Birçok eski arkadaş güneş sisteminde başlangıçta Merkür, Venüs, Dünya, Mars, Jüpiter, Satürn, Uranüs, Neptün ve Plüton olmak üzere dokuz gezegen olduğunu biliyor olabilir. Bununla birlikte, 2006 yılında Uluslararası Astronomi Birliği (IAU) ) Pluto'ya gezegenlerin saflarından çıkmasını sorarsanız, birçok arkadaşınız anlamayabilir.Neden Pluto'yu gezegenlerin saflarından kovdunuz? Başka bir örnek olarak, Merkür ve Plüton'un ikisi de küçük kütleli gök cisimleridir, öyleyse neden kristalleri gezegenlerin saflarından atmıyoruz? Biri güneş sisteminin iç çevresinde, diğeri güneş sisteminin dış çevresinde olduğu için mi?
Aslında durum bu değil.Uluslararası Astronomi Birliği'nin Pluto'yu gezegen saflarının dışına davet etmesinin sebebi, esas olarak Dalian Kuiper Kuşağı nesnelerinin varlığından kaynaklanıyor ve bu nesneler bizim tanımladığımız gezegenlerden çok farklı, yani 2006'da onlar. 24 Ağustos 2012'de yeni bir "gezegen" tanımı kabul edildi. Bu tanım temel olarak aşağıdaki üç noktayı içerir:
1. Yıldızların etrafında dönen ve içinde doğal nükleer füzyon bulunmayan gök cisimleri;
2. Kütle, hidrostatik olarak dengeli bir şekil (bir küreye yakın) elde etmek için katı stresin üstesinden gelebilecek kadar büyük olmalıdır;
3. Yörüngenin etrafındaki alan temizlenmelidir ve yörünge içinde daha büyük gök cisimleri olamaz.
Bir cümleyle özetlemek gerekirse, yıldızın etrafında yaklaşık olarak dairesel bir yörünge vardır ve yörüngedeki diğer gök cisimleri temizlenir ve yeterince büyük kütleye sahip ancak içlerinde nükleer füzyon bulunmayan gezegenler.
O zaman tekrar Merkür ve Plüton'a bakalım. Açıkçası, Merkür bu tanıma uyuyor. Neredeyse mükemmel bir dairesel yörüngeye sahip, güneşe en yakın büyük bir gök cismi. Aynı zamanda güneş sisteminde en yuvarlak yörüngeye sahip olan cisimdir. Yörüngesindeki diğer gök cisimleri erkendir. Boşaltıldı, küçük bir kütlesi olmasına rağmen aynı zamanda yuvarlak bir küre ... Kendi kütlesi içerideki nükleer füzyondan uzak, dolayısıyla Merkür'ün bir gezegen olduğuna şüphe yok.
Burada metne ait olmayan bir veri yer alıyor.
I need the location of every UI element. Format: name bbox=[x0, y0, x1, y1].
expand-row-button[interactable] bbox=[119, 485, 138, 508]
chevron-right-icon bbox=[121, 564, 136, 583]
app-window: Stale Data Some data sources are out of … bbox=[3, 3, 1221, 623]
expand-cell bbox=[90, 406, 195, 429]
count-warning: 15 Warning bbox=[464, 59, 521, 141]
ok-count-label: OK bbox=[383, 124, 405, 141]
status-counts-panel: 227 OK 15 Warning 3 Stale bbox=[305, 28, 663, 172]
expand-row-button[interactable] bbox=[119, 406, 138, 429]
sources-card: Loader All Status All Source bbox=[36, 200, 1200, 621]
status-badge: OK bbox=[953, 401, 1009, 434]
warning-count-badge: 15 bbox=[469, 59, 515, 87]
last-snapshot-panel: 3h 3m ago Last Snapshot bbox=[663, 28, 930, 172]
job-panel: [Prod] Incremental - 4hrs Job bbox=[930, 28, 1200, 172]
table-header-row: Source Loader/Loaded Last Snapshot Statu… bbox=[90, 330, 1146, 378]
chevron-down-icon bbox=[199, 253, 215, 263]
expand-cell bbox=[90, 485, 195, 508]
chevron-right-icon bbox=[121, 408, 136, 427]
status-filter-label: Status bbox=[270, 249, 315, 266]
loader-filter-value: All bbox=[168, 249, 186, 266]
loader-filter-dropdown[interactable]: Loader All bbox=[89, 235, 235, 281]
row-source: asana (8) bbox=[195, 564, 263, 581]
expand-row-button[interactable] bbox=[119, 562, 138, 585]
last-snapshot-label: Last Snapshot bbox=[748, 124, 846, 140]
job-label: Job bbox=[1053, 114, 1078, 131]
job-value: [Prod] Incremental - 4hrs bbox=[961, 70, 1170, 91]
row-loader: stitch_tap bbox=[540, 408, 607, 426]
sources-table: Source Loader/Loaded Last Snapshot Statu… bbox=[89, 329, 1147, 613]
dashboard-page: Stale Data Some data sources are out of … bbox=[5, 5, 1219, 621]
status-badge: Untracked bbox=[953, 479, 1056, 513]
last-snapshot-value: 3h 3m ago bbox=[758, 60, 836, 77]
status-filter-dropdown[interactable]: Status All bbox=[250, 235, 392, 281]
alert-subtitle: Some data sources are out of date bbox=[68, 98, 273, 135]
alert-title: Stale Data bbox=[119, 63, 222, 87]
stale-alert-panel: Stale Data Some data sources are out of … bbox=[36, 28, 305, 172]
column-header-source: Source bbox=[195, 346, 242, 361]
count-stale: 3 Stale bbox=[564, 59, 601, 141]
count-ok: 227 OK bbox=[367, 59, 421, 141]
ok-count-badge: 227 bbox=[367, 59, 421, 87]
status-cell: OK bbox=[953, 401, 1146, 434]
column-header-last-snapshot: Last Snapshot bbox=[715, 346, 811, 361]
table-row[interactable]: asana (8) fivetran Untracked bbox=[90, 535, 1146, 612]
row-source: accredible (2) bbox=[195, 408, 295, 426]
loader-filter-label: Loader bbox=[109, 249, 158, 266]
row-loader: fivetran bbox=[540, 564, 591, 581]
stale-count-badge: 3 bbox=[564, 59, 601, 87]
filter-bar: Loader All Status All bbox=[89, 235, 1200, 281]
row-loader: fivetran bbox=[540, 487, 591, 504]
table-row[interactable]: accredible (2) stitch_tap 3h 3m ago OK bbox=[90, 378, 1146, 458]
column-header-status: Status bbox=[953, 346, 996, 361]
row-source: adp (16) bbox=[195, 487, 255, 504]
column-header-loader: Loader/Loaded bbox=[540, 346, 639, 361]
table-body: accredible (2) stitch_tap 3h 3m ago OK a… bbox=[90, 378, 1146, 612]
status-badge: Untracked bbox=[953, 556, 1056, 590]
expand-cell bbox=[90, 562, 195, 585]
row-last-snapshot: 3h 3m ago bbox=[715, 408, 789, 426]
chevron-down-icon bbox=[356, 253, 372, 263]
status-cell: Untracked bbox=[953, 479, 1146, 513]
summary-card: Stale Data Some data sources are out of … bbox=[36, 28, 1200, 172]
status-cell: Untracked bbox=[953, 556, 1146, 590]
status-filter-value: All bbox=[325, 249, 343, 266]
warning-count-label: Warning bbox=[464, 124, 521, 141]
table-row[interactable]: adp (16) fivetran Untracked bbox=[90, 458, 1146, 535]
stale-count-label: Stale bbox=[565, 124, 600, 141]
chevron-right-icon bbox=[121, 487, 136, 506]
Peki ya Pluto? Bir şekilde tutarsızdır. Öncelikle yörüngesi yaklaşık olarak dairesel değil, eliptiktir. Yörüngesinin günberi, sadece 30 astronomik birimle (güneş-dünya mesafesi), ancak aphelion ile Neptün'ün yörüngesindedir. 49 astronomik birimde, açıkça eliptik bir yörüngedir ve tam olarak Neptün'ün yörüngesine gireceği içindir ki bu da yörüngesindeki gök cisimlerini temizlemediğini gösterir. Ondan daha büyük bir gök cismi, bu yüzden bir gezegen olarak tanımlanamaz.
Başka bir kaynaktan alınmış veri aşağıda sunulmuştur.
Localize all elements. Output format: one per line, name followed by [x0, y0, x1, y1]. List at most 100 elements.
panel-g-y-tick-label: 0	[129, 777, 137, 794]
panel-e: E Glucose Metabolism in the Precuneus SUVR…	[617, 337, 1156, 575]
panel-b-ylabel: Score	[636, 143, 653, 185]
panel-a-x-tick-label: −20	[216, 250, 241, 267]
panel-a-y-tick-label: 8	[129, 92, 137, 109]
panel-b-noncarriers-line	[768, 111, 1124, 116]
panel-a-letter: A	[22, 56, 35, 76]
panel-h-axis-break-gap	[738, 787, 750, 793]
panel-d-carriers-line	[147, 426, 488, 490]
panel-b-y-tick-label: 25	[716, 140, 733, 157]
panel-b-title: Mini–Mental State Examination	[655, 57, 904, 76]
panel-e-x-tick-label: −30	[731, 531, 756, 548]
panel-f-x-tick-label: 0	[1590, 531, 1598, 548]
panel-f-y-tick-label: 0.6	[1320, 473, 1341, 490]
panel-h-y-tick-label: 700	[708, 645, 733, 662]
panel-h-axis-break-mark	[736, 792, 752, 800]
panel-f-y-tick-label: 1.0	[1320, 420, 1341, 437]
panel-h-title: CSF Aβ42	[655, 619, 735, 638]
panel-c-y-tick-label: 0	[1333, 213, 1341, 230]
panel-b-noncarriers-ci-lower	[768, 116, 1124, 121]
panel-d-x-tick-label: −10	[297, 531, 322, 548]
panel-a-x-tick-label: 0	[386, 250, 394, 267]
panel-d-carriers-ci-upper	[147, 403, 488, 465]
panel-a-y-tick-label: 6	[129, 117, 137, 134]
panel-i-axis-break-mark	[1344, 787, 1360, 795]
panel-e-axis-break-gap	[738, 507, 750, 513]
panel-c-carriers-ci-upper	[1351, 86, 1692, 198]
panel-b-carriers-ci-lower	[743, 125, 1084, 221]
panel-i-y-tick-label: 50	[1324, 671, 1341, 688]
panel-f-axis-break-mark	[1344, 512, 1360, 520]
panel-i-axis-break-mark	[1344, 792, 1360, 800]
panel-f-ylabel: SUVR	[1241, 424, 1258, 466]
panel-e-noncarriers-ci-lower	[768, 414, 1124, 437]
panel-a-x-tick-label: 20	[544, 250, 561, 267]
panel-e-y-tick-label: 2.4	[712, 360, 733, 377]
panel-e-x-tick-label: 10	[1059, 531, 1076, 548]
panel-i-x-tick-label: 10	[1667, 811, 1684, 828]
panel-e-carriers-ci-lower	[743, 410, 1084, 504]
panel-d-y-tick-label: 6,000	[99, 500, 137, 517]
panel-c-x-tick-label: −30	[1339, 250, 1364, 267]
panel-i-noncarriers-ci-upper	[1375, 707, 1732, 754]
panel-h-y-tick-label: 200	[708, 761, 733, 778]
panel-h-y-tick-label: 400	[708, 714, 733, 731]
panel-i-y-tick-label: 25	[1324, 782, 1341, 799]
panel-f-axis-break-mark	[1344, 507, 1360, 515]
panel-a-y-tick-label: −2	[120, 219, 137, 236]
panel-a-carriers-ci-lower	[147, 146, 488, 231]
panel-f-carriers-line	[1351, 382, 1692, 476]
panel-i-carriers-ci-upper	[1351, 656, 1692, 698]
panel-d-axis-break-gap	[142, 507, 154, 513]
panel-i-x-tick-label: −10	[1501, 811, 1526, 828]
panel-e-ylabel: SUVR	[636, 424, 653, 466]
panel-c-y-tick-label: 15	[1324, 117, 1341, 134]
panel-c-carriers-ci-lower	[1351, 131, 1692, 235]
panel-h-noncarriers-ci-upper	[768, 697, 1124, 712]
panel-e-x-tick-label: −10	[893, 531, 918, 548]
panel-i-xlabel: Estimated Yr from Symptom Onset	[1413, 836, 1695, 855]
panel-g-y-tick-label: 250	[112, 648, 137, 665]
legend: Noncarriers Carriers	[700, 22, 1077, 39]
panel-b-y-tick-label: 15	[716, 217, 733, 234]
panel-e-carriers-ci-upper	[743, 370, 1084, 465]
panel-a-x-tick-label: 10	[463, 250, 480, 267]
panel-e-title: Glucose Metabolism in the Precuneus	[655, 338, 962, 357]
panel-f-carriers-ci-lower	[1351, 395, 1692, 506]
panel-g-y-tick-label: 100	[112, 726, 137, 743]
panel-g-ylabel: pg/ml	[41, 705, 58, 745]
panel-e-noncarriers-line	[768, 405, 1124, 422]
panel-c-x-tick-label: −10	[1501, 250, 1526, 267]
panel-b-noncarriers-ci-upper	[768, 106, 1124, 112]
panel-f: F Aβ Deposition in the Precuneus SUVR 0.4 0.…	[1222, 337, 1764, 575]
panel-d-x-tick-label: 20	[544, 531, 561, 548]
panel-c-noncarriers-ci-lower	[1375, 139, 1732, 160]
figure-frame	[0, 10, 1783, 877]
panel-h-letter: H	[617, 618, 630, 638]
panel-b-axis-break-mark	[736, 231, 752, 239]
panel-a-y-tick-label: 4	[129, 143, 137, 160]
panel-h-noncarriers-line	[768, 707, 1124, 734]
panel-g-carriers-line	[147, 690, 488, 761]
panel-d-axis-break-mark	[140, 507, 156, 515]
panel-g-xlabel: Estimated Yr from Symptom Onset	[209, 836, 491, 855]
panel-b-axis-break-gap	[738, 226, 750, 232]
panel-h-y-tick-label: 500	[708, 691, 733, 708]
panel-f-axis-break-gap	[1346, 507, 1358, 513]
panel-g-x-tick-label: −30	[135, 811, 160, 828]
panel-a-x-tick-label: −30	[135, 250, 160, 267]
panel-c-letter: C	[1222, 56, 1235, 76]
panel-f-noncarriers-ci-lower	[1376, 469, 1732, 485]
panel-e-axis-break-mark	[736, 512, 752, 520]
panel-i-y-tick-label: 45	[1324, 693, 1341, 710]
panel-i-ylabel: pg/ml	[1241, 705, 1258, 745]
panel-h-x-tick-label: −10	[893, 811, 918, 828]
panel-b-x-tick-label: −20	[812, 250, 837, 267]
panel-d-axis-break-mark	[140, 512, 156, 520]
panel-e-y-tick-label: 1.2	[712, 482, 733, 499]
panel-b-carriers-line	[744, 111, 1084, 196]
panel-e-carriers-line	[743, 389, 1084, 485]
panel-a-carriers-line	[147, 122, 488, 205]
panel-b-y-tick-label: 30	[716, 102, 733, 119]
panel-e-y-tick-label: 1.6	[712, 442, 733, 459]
Ve Plüton'un kütlesi çok küçüktür, ayın sadece 1 / 6'sı ve hacmi ayın sadece 1 / 3'ü kadardır.Bu kütle Merkür'den çok daha küçüktür, kütlesinin sadece 1 / 24'ü.Dünya'mızla karşılaştırıldığında, o zaman Kütlesi Dünya'nın sadece 1/460'ı kadardır ve Kuiper Kuşağı nesneleri arasında bile en büyüğü değildir, çünkü Eris'in kütlesi ondan yaklaşık% 27 daha fazladır.
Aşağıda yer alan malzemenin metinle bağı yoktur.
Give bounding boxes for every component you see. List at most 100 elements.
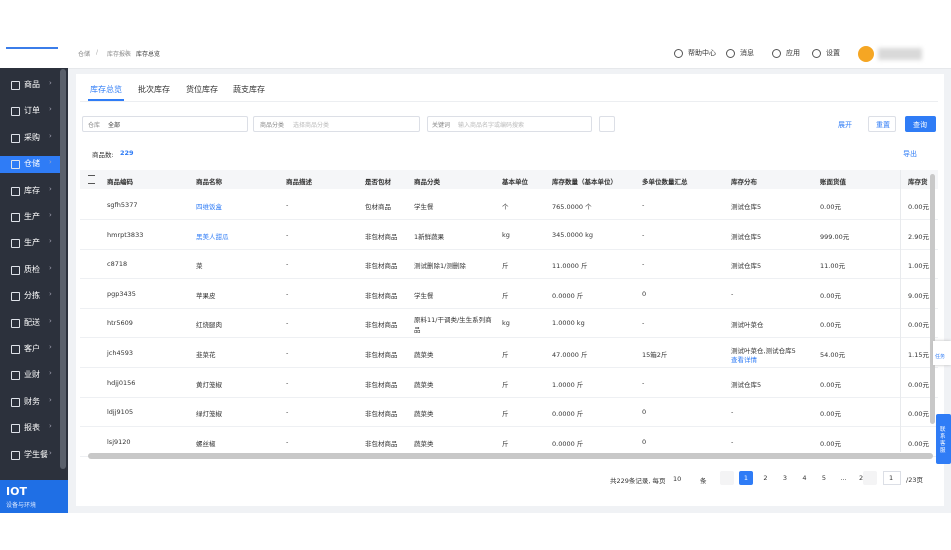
page-number[interactable]: 5 [821, 474, 827, 482]
table-cell: - [286, 319, 289, 328]
filter-button[interactable] [599, 116, 615, 132]
sidebar-arrow: › [49, 237, 52, 246]
header-link[interactable]: 设置 [826, 49, 840, 57]
page-input[interactable] [883, 471, 901, 485]
tab[interactable]: 库存总览 [90, 85, 122, 94]
table-cell: 斤 [502, 351, 509, 359]
sidebar-arrow: › [49, 158, 52, 167]
table-cell: 0.00元 [908, 410, 929, 419]
service-float[interactable] [936, 414, 951, 464]
prev-button[interactable] [720, 471, 734, 485]
sidebar-item[interactable]: 仓储 [24, 159, 40, 169]
logo-area [0, 39, 68, 68]
filter-placeholder: 选择商品分类 [293, 122, 330, 129]
sidebar-item[interactable]: 分拣 [24, 291, 40, 301]
avatar[interactable] [858, 46, 874, 62]
category-select[interactable] [253, 116, 420, 132]
search-button[interactable] [905, 116, 936, 132]
table-cell: 原料11/干调类/生生系列商品 [414, 316, 492, 335]
page-active[interactable] [739, 471, 753, 485]
table-cell: - [731, 289, 734, 298]
sidebar-icon [11, 160, 20, 170]
sidebar-icon [11, 371, 20, 381]
horizontal-scrollbar [88, 453, 933, 459]
sidebar-item[interactable]: 库存 [24, 185, 40, 195]
sidebar-item[interactable]: 客户 [24, 344, 40, 353]
sidebar-item[interactable]: 商品 [24, 80, 40, 89]
table-cell: - [642, 319, 645, 328]
header-icon [812, 49, 821, 58]
sidebar-item[interactable]: 配送 [24, 317, 40, 327]
table-cell: 包材商品 [365, 203, 391, 211]
page-number[interactable]: 2 [763, 474, 768, 482]
sidebar-icon [11, 292, 20, 302]
export-link[interactable]: 导出 [903, 150, 917, 158]
sidebar-item[interactable]: 质检 [24, 264, 40, 274]
sidebar-item[interactable]: 报表 [24, 423, 40, 433]
table-cell: 0.00元 [908, 321, 929, 330]
row-divider [80, 219, 938, 220]
product-link[interactable]: 黑美人甜瓜 [196, 232, 229, 241]
tab[interactable]: 货位库存 [186, 85, 218, 94]
sidebar-item[interactable]: 采购 [24, 132, 40, 142]
tab-underline [88, 99, 124, 101]
tab[interactable]: 蔬支库存 [233, 85, 265, 94]
table-cell: 测试仓库5 [731, 262, 762, 271]
breadcrumb-item[interactable]: 仓储 [78, 51, 91, 58]
sidebar-arrow: › [49, 369, 52, 378]
iot-block[interactable] [0, 480, 68, 513]
table-cell: 0 [642, 289, 647, 298]
sidebar-icon [11, 318, 20, 328]
breadcrumb-item[interactable]: 库存报表 [107, 51, 132, 58]
warehouse-select[interactable] [82, 116, 248, 132]
pagination-total: 共229条记录, 每页 [610, 477, 666, 485]
table-cell: 0.00元 [820, 439, 841, 448]
sidebar-item[interactable]: 财务 [24, 396, 40, 406]
sidebar-item[interactable]: 生产 [24, 212, 40, 221]
content-card [76, 74, 944, 506]
filter-value: 全部 [108, 122, 121, 129]
keyword-input[interactable] [427, 116, 592, 132]
page-number[interactable]: 1 [743, 474, 749, 482]
logo[interactable] [6, 47, 58, 53]
sidebar-item[interactable]: 业财 [24, 370, 40, 380]
reset-button[interactable] [868, 116, 896, 132]
table-cell: 非包材商品 [365, 291, 398, 300]
table-cell: 个 [502, 203, 509, 211]
page-number[interactable]: ... [840, 474, 847, 482]
sidebar-item[interactable]: 学生餐 [24, 449, 48, 459]
sidebar-item[interactable]: 订单 [24, 106, 40, 116]
expand-link[interactable]: 展开 [838, 121, 852, 129]
table-cell: 斤 [502, 291, 509, 300]
tab[interactable]: 批次库存 [138, 85, 170, 94]
sidebar-icon [11, 81, 20, 90]
next-button[interactable] [863, 471, 877, 485]
table-cell: hdjj0156 [107, 378, 136, 387]
table-cell: 测试仓库5 [731, 232, 762, 241]
table-cell: 非包材商品 [365, 351, 398, 359]
table-cell: 非包材商品 [365, 439, 398, 448]
task-float[interactable] [933, 341, 951, 365]
page-number[interactable]: 3 [782, 474, 788, 482]
iot-title: IOT [6, 485, 27, 498]
page-size[interactable]: 10 [673, 475, 682, 483]
detail-link[interactable]: 查看详情 [731, 356, 757, 364]
header-link[interactable]: 应用 [786, 49, 800, 57]
table-cell: 0.00元 [908, 203, 929, 211]
header-link[interactable]: 消息 [740, 49, 754, 57]
table-cell: 测试仓库5 [731, 380, 762, 389]
sidebar-arrow: › [49, 395, 52, 404]
iot-subtitle: 设备与环境 [6, 502, 37, 509]
table-cell: - [286, 230, 289, 239]
table-cell: - [642, 378, 645, 387]
header-link[interactable]: 帮助中心 [688, 49, 716, 57]
page-number[interactable]: 4 [802, 474, 807, 482]
product-link[interactable]: 四维饭盒 [196, 203, 222, 211]
sidebar-item[interactable]: 生产 [24, 238, 40, 248]
sidebar-arrow: › [49, 184, 52, 193]
table-cell: - [286, 289, 289, 298]
sidebar-icon [11, 265, 20, 275]
table-cell: - [731, 408, 734, 417]
sidebar-arrow: › [49, 79, 52, 87]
Aslında Plüton, keşfedilecek ilk Kuiper kuşağı nesnesi olduğu için başlangıçta dokuzuncu gezegen olarak tanındı.İnsanlar bu ekstra Neptün nesnesini keşfettiklerinde, çok mutlu oldular ve onun yörüngesinde olduğunu fark etmediler. Ayrıca çok sayıda gök cismi vardır, bu nedenle doğal olarak dokuzuncu gezegen olarak adlandırılır ve gezegenin tanımı ayarlandıktan sonra gezegenlerin saflarından çıkarılması da çok doğaldır.